I'm currently educating myself about homological algebra from Weibel's book (motivated by an interest in Floer and Khovanov knot homologies). After reading about long exact sequences in homology I became curious about what the boundary maps can tell us about the morphisms in the sequence (assuming the objects and maybe one of the maps is known).
More formally, let $\mathcal{A}$ be an abelian category, and let $C(\mathcal{A})$ be its complex category. We know that if $0\to A\to B\to C\to 0$ is a short exact sequence in $C(\mathcal{A})$ then there are boundary morphisms $\delta_n$ such that $$\ldots\to H_n(A)\to H_n(B) \to H_n(C) \overset{\delta_n}{\to} H_{n-1}(A)\to\ldots$$ is a long exact sequence in $\mathcal{A}$.

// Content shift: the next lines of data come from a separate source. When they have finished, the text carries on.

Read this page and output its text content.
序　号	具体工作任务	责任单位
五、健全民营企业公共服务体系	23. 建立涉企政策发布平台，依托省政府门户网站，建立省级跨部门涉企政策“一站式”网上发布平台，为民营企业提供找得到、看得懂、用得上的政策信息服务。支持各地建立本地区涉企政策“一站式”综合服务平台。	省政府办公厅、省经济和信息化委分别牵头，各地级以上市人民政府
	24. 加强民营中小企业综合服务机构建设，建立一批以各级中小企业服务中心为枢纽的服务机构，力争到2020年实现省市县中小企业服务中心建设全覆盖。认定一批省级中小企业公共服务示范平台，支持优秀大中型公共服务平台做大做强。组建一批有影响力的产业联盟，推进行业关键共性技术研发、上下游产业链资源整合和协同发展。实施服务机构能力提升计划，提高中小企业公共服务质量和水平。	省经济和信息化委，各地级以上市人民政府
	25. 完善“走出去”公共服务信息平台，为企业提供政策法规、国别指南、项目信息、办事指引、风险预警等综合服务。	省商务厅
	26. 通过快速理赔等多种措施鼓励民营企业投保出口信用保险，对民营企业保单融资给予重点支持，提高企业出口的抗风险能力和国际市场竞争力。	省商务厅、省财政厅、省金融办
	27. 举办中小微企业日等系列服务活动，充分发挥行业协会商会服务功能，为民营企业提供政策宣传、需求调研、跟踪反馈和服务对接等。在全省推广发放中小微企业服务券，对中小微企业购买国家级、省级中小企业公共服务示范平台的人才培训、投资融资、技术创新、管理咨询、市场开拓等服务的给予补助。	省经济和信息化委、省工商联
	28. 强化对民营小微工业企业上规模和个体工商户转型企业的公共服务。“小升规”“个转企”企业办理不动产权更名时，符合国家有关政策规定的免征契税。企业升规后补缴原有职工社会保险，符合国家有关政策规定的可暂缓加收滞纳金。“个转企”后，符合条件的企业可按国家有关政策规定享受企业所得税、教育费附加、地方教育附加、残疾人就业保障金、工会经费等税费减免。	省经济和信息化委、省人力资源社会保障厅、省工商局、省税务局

Assume I am given two short exact sequences $0\to A\overset{f}{\to} B\overset{g}{\to} C\to 0$ and $0\to A\overset{f'}{\to} B\overset{g'}{\to} C\to 0$ (same objects, possibly different morphisms) whose boundary morphisms turn out to be the same.
Does this tell me anything about the relation between $f$ and $f'$ or $g$ and $g'$? What if I assume that $f=f'$ or $g=g'$?